Astrocytomas are part of a group of tumors called gliomas, the most common type that can be found in various parts of the brain.
Symptoms of these easily missed tumors are headaches, fatigue, and even seizures—most of which Corrigan chalked up to caring for her kids.
“Whenever I got a headache or felt tired I just put it down to looking after my kids.

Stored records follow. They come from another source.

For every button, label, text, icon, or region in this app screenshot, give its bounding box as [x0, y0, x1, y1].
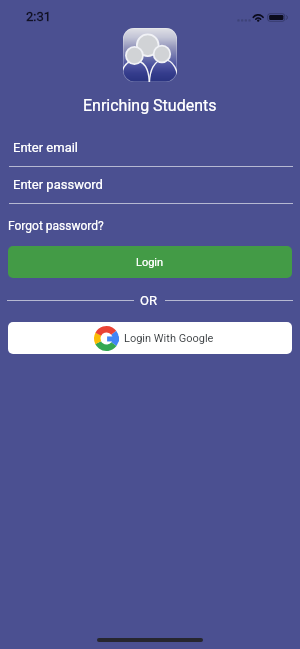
staticText: Enter password [13, 177, 103, 192]
staticText: Enriching Students [83, 96, 217, 115]
button[interactable]: Login [8, 246, 292, 278]
staticText: Login [136, 256, 164, 269]
button[interactable]: Enter email [13, 140, 79, 155]
staticText: Forgot password? [8, 219, 104, 233]
staticText: 2:31 [26, 9, 52, 24]
button[interactable]: Enter password [13, 177, 103, 192]
staticText: Login With Google [124, 332, 214, 345]
button[interactable]: Forgot password? [8, 219, 104, 233]
button[interactable]: Login With Google [8, 322, 292, 354]
staticText: Enter email [13, 140, 79, 155]
staticText: OR [140, 293, 157, 308]
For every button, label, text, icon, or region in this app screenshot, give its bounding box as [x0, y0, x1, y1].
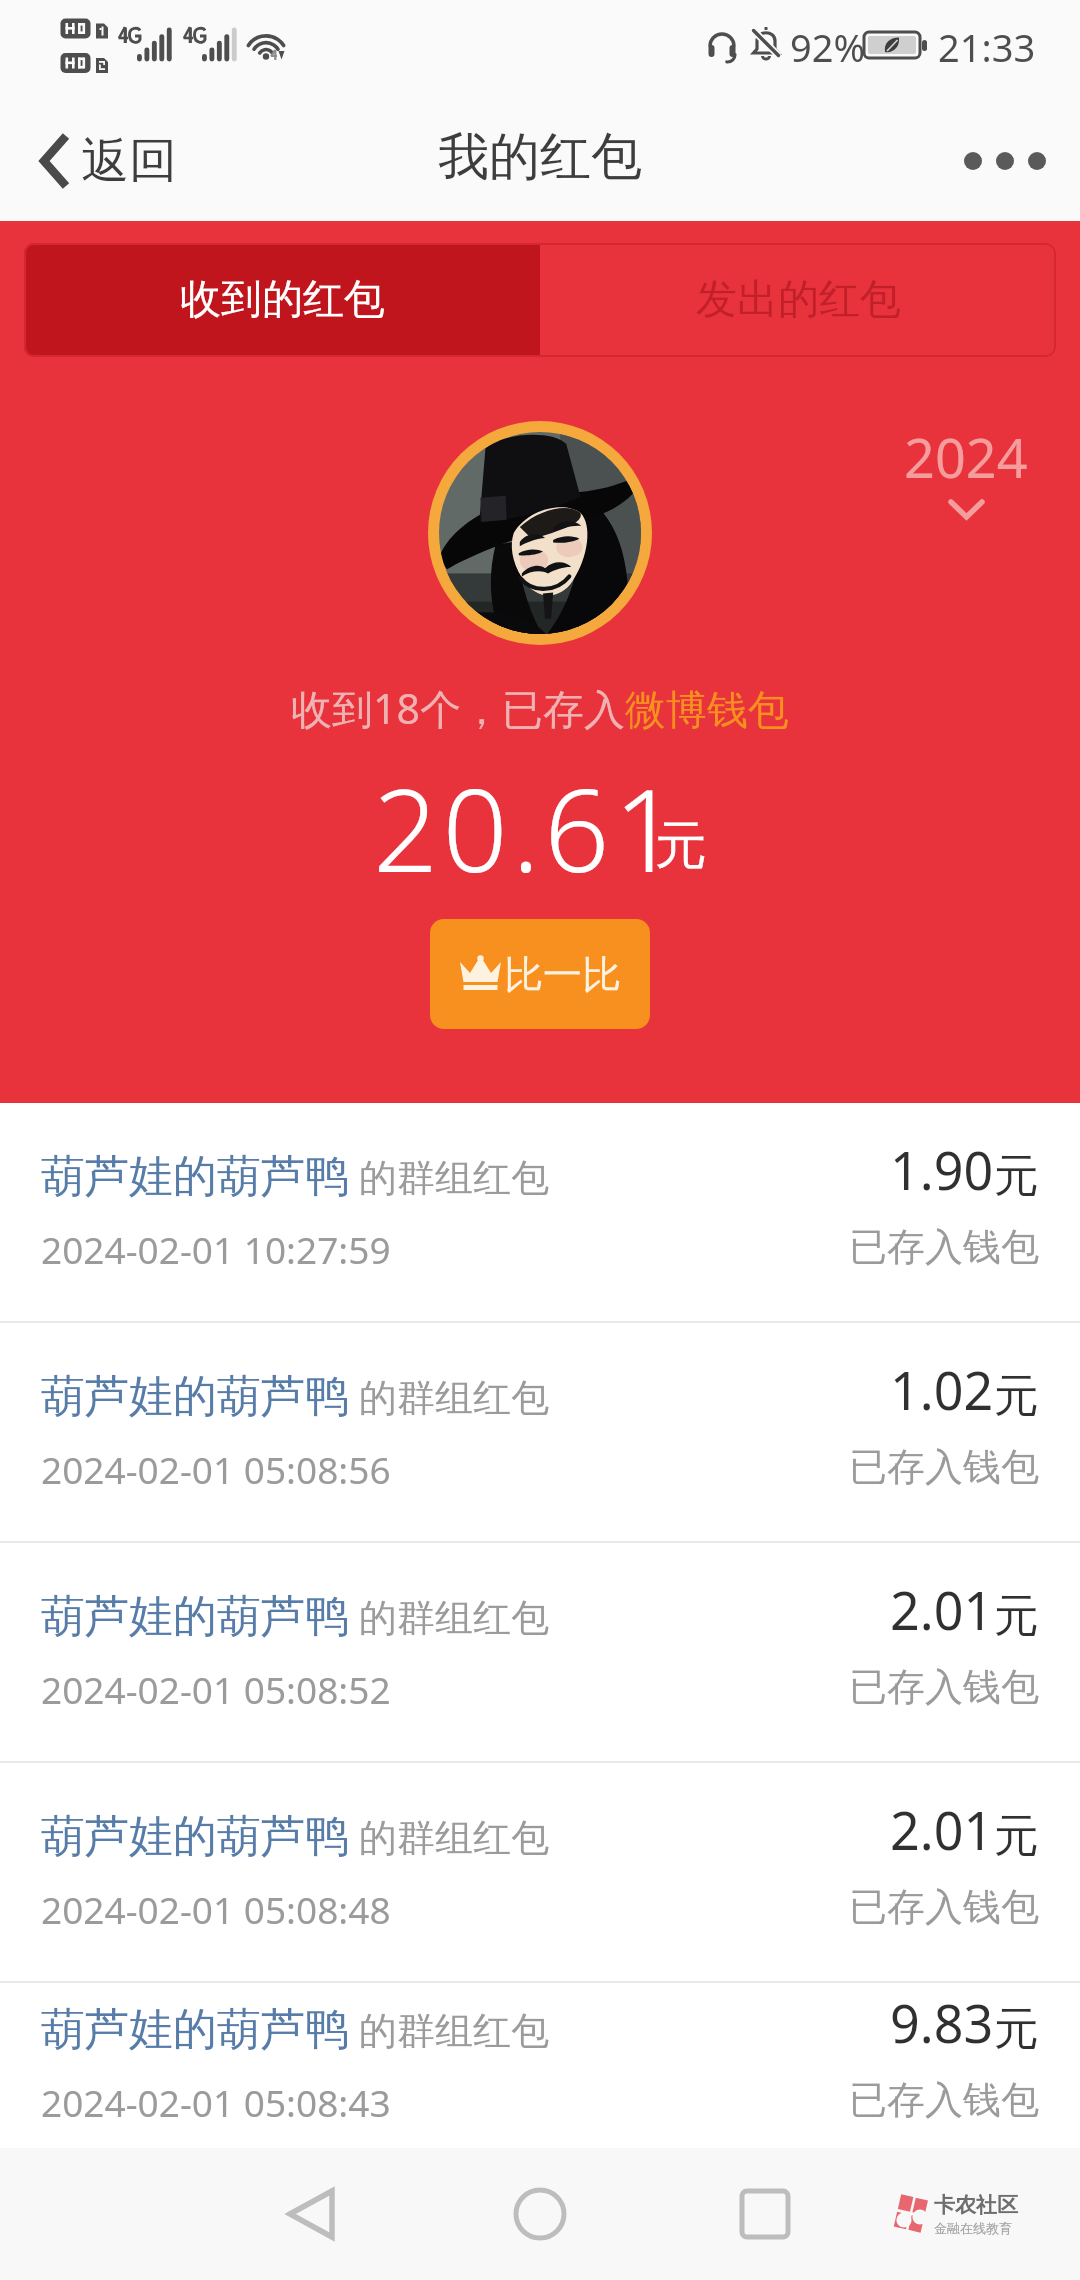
button[interactable]: 2024 — [904, 420, 1028, 521]
staticText: 葫芦娃的葫芦鸭 的群组红包 — [41, 1149, 549, 1204]
staticText: 金融在线教育 — [934, 2220, 1012, 2236]
staticText: 收到的红包 — [180, 274, 385, 326]
staticText: 已存入钱包 — [849, 1223, 1039, 1271]
staticText: 葫芦娃的葫芦鸭 的群组红包 — [41, 1589, 549, 1644]
staticText: 92% — [790, 21, 866, 73]
staticText: 元 — [994, 1588, 1039, 1645]
staticText: 元 — [655, 813, 707, 879]
staticText: 1.02 — [890, 1354, 994, 1425]
button[interactable]: Recents — [720, 2169, 810, 2259]
staticText: 已存入钱包 — [849, 1663, 1039, 1711]
staticText: 2024-02-01 05:08:48 — [41, 1884, 391, 1934]
button[interactable]: More options — [930, 118, 1080, 204]
staticText: 21:33 — [938, 21, 1036, 73]
staticText: 已存入钱包 — [849, 1443, 1039, 1491]
staticText: 2024 — [904, 420, 1028, 494]
staticText: 葫芦娃的葫芦鸭 的群组红包 — [41, 1809, 549, 1864]
staticText: 元 — [994, 2001, 1039, 2058]
staticText: 返回 — [81, 131, 177, 191]
button[interactable]: 葫芦娃的葫芦鸭 的群组红包 — [0, 1103, 1080, 1321]
staticText: 元 — [994, 1368, 1039, 1425]
staticText: 9.83 — [890, 1987, 994, 2058]
button[interactable]: Back — [268, 2169, 358, 2259]
button[interactable]: Avatar — [428, 421, 652, 645]
button[interactable]: 葫芦娃的葫芦鸭 的群组红包 — [0, 1983, 1080, 2148]
staticText: 元 — [994, 1148, 1039, 1205]
staticText: 葫芦娃的葫芦鸭 的群组红包 — [41, 2002, 549, 2057]
staticText: 2024-02-01 05:08:56 — [41, 1444, 391, 1494]
staticText: 比一比 — [504, 950, 621, 999]
staticText: 2024-02-01 05:08:43 — [41, 2077, 391, 2127]
staticText: 已存入钱包 — [849, 2076, 1039, 2124]
staticText: 2024-02-01 05:08:52 — [41, 1664, 391, 1714]
staticText: 已存入钱包 — [849, 1883, 1039, 1931]
staticText: 2.01 — [890, 1794, 994, 1865]
staticText: 卡农社区 — [934, 2192, 1018, 2218]
button[interactable]: 发出的红包 — [540, 243, 1056, 357]
staticText: 葫芦娃的葫芦鸭 的群组红包 — [41, 1369, 549, 1424]
button[interactable]: 葫芦娃的葫芦鸭 的群组红包 — [0, 1543, 1080, 1761]
button[interactable]: 葫芦娃的葫芦鸭 的群组红包 — [0, 1763, 1080, 1981]
staticText: 我的红包 — [438, 125, 642, 189]
staticText: 2024-02-01 10:27:59 — [41, 1224, 391, 1274]
staticText: 20.61 — [373, 750, 684, 905]
button[interactable]: 比一比 — [430, 919, 650, 1029]
staticText: 发出的红包 — [696, 274, 901, 326]
staticText: 2.01 — [890, 1574, 994, 1645]
staticText: 1.90 — [890, 1134, 994, 1205]
staticText: 收到18个，已存入微博钱包 — [291, 680, 789, 736]
staticText: 元 — [994, 1808, 1039, 1865]
button[interactable]: Home — [495, 2169, 585, 2259]
button[interactable]: 葫芦娃的葫芦鸭 的群组红包 — [0, 1323, 1080, 1541]
button[interactable]: 收到的红包 — [24, 243, 540, 357]
button[interactable]: 返回 — [0, 111, 201, 211]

I was stressed and never thought anything more of it,” she told The Daily Mail.
Although she had to undergo surgery to remove part of her skull, Corrigan refused to show the “ugly” scar to her kids, out of fear that it might upset them.
“I'd always been healthy and active so to just deteriorate in one day was terrifying - I went to bed that night and then woke up a day later in intensive care,” Corrigan, from Hertfordshire, England, revealed. “It was awful to be told I had a tumour, my world was turned upside down within a day - and then a couple of weeks later I had a chunk of my skull removed.”
However, after realizing that her story could do some good in the world to raise awareness about brain tumors, Corrigan finally started speaking openly about her terrifying ordeal.
She now uses her experience to help raise funds for cancer research on social media, even sharing photos of her “ugly” scar.
“I've always been a massive supporter of cancer research, it's touched my life many times, but I was absolutely shocked to hear the biggest cancer killer of under 40's receives so little acknowledgement or funding,” Corrigan said.
“I decided to do the post to grab people's attention, a picture speaks a thousand words and I wanted to shock them - I wanted people to know having a brain tumour is worse than they think,” she added.